02.05.2007

Les dés, les cartes, ou la fuite?

Hier soir je suis allée voir Mike. Je n'avais pas trop le moral, et depuis que je prends la blogosphere pour ma psychanalyse, les soirs de spleen je vais lire des choses optimistes. Bien vu! Mike concluait son dernier billet par un mot de Fourier, je crois, qui disait qu'on commence par se dire qu'une chose est impossible afin de se dispenser de la tenter... et elle devient impossible, en effet, parce qu'on ne le tente pas ! Je lui ai dit que moi aussi je me trouve devant un choix impossible.
Il me répond ce matin, du fin fond de son Mexique surchauffé: "Tous les choix sont impossibles, sinon ce serait de simples décisions. A toi de voir si tu préfères passer par les dés, les cartes ou la feuille blanche barrés d'un " pour " et d'un " contre " mais, dans tous les cas, FONCE. C'est le sur-place qui est le plus néfaste".
Tu as raison Mike. Je n'ai toujours pas trouvé ma réponse, mais je vais arrêter le sur place et pars la semaine prochaine avec les filles pour deux mois dans mon village des noyers. Ce sera du coup l'occasion de finir les travaux dans cette vieille maison que ma citadine de mère appelle "La Medeleni". Et je t'écrirai encore de ma terrasse ensoleillée. Peut-être pour te dire que j'ai trouvé le courage de foncer! Merci.

Commentaires

Hello,

je viens de parcourir ton blog, et voilà ce qui suit :

Faf... Faf... comme les "forces armées" quelquechose . Ou le diminutif de fafiots ("papiers" en argot)... à moins que ce ne soit un code secret entre femmes... Presque, mais non, j'avais tout faux : femme au foyer. Ah, pardon...
J'aurai au moins appris ça, sur ton blog, chère Aida : tu es une FAF, et les autres femmes qui t'écrivent aussi. En fait, le monde est peuplé de FAF et je n'en savais rien.

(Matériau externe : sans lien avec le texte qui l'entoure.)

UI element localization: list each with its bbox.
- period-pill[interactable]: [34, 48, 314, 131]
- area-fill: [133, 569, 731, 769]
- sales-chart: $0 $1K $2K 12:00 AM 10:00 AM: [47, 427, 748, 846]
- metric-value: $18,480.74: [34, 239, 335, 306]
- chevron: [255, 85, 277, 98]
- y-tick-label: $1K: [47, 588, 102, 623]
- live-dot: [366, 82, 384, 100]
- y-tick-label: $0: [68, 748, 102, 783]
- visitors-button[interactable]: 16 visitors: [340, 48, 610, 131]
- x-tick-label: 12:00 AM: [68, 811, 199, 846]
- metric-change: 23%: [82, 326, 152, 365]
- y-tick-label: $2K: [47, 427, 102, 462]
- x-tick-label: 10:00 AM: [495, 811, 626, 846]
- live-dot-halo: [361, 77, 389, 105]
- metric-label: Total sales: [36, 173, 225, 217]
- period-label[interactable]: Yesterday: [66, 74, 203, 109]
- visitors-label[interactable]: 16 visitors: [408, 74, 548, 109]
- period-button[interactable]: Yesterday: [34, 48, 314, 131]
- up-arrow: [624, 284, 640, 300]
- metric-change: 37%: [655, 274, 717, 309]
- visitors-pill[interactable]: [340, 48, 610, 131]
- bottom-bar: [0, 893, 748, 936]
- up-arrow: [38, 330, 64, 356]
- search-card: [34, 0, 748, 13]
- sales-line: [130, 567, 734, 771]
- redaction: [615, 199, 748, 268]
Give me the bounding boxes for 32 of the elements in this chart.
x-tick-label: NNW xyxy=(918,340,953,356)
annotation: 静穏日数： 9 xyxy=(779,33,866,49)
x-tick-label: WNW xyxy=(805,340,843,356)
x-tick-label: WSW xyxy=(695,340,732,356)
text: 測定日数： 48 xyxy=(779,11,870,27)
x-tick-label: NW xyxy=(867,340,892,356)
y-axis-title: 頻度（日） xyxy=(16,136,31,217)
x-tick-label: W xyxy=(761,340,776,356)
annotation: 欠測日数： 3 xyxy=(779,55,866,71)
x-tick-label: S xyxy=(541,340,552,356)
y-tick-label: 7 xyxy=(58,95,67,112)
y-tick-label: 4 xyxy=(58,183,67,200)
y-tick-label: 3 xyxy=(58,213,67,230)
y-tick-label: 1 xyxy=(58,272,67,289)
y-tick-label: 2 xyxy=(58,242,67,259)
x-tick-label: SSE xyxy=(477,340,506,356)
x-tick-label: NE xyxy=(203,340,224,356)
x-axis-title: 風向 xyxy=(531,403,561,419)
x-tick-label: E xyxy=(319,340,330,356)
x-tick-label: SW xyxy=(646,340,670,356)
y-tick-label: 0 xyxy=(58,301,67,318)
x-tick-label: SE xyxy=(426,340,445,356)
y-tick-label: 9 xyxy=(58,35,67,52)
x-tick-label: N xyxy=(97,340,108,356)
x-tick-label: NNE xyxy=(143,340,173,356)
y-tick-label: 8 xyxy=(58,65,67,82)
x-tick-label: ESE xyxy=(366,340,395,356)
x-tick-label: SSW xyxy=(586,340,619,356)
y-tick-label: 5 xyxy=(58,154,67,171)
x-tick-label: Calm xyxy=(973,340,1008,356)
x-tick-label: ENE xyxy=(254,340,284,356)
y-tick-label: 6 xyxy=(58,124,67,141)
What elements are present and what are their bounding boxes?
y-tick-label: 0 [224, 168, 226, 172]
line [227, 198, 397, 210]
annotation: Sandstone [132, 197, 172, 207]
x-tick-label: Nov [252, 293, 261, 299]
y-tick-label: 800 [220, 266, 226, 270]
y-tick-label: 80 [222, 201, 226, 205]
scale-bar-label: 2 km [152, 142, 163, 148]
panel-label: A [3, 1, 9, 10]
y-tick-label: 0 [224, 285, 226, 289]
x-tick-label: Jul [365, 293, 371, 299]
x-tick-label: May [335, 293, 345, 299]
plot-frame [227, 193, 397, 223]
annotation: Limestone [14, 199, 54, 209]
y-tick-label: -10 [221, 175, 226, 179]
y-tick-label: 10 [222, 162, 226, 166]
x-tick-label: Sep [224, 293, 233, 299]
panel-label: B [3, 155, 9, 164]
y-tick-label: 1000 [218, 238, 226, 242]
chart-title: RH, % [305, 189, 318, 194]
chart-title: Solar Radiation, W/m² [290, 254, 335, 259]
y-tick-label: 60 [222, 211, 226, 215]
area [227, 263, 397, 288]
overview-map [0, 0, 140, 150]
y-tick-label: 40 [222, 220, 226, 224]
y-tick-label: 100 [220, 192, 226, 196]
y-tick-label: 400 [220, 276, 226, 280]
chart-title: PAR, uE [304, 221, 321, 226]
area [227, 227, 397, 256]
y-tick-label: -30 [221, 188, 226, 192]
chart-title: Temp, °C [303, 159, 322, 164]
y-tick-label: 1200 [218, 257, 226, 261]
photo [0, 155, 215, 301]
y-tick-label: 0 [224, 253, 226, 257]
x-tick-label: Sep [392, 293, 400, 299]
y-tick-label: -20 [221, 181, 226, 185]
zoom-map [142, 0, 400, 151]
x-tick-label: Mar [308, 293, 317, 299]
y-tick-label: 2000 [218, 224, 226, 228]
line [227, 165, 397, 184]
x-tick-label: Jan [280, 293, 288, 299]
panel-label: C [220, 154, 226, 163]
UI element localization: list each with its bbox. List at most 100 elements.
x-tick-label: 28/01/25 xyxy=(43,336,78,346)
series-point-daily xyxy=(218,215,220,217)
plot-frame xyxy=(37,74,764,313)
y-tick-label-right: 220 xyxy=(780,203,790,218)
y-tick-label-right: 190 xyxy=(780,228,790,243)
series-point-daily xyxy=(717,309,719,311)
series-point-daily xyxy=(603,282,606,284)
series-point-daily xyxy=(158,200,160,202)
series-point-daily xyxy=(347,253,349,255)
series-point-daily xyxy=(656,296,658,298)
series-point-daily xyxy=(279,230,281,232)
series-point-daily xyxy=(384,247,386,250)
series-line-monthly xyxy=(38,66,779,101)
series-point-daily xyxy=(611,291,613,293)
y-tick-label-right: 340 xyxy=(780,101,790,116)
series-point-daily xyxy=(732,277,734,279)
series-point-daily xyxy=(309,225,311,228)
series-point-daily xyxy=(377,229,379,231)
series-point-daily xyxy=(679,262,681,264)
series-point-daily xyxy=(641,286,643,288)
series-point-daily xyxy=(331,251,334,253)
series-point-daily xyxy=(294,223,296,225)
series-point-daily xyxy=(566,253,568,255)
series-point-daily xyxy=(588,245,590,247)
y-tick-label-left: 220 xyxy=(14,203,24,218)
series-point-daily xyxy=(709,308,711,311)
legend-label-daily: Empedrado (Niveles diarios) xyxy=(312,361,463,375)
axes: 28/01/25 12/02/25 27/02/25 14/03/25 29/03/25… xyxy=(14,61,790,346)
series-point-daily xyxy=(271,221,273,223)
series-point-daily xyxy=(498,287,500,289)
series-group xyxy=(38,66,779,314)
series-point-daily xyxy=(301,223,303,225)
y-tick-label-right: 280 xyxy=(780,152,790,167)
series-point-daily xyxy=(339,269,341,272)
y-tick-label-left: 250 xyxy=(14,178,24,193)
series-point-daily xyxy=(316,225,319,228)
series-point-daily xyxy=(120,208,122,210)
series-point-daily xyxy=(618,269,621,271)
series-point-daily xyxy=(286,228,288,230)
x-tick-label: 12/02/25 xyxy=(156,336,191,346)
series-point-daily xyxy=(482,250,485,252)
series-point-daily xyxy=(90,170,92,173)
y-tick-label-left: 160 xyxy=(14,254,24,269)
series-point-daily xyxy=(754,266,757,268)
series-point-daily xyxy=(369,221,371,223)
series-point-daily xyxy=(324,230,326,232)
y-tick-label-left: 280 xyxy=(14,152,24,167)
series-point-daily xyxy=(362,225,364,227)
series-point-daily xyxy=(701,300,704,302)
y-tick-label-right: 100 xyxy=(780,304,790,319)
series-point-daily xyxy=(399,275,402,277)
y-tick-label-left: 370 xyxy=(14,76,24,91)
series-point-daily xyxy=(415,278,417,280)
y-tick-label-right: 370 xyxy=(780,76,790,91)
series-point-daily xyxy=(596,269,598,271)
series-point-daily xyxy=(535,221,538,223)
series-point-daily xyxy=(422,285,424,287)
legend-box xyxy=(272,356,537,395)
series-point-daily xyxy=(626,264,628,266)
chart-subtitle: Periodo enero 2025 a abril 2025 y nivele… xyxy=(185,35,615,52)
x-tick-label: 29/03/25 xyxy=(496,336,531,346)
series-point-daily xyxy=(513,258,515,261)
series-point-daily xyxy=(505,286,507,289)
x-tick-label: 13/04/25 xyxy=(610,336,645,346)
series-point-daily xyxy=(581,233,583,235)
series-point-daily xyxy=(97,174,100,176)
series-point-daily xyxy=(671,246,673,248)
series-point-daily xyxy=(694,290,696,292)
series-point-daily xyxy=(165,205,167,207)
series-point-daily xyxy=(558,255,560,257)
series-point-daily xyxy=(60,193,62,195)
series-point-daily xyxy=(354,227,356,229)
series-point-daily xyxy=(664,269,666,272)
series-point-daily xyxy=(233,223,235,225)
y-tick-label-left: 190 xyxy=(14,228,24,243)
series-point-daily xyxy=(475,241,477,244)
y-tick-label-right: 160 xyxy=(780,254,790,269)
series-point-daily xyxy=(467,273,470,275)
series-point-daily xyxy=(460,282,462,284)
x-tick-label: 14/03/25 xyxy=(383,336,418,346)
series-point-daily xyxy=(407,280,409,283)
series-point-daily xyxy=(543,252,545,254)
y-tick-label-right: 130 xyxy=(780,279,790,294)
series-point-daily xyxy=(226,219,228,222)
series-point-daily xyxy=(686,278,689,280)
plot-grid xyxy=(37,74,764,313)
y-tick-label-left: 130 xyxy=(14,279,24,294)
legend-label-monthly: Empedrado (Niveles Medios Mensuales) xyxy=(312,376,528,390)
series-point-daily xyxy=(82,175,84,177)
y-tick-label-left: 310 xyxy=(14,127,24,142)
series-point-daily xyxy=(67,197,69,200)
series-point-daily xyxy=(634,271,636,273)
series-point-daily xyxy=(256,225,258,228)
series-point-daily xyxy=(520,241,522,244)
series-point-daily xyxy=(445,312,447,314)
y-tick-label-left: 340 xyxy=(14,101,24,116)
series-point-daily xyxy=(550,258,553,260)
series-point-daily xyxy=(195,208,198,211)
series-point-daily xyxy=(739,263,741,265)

Que dire sur ton blog ? Oh, bien des choses en somme.
Déjà, je ne te savais pas si mordue de littérature.
Ensuite, et surtout, te dire que tu as une écriture qui accroche, vivante, directe. Pas étonnant que ça réponde en face.
Cela va sans doute te surprendre, mais le début des "dés, les cartes, ou la fuite ?" (très bon titre) me fait pensez à du Bukowski (que tu dois détester par ailleurs... Moi, je suis fan.)
Ton texte commence comme ça : "Hier soir je suis allé voir Mike." Hormis une petite faute de français ("je suis allée" é-e, aurait été plus correct, vu que tu es une FAF, féminin), la formule plonge directement le lecteur dans la situation sans davantage d'explication. Tu le prends par la main.
Bukowski est (pour moi) un maitre en ce domaine. Une écriture directe, celle du type de la rue pour le type de la rue, comme toi de la FAF pour la FAF. Voilà la première phrase de The Postman, premier roman du plus grand écrivain alcoolique du XXe siècle : "Ca a commencé par une erreur." Marrant : y'a le même nombre de mots. et surtout, on a envie de quoi : pourquoi ? Pourquoi tu es alléE voir Mike ? Pour ça a commencé par une erreur ?
Je pourrais te remplir ton écran de lignes sur Bukowski...

Revenons à toi : tu as une écriture. C'est un fait pour qui sait lire. Alors je t'engage à poursuivre ces textes, blogs, notes, pensées, psychanalyses personnelles, bulles électroniques... Qu'importe le mot. Ne change rien, sans maniérisme ni je ne sais quoi. Juste toi. Juste du Aïda. En mots. Parce que c'est très bien, tels qu'ils sont.
A +

Ecrit par : R | 09.05.2007

@ Cher R,

Je suis ce soir, tu t'en doutes, une faf très flatée. Et surprise. Te connaissant (est-ce toi ou je me trompe?), je m'attendais plutôt à des critiques. ( En même temps, tu me dis que je ressemble à un alcoolique qui faisait les mêmes erreurs!.. Je rigole, j'ai bien compris, je ne connais pas Bukowski mais s'il existe en bibliotheque en roumanie, je le lirai cette été ).

Qui que tu sois, le R que je connaisse, ou simple coincidance, je te remercie d'être passé par ici.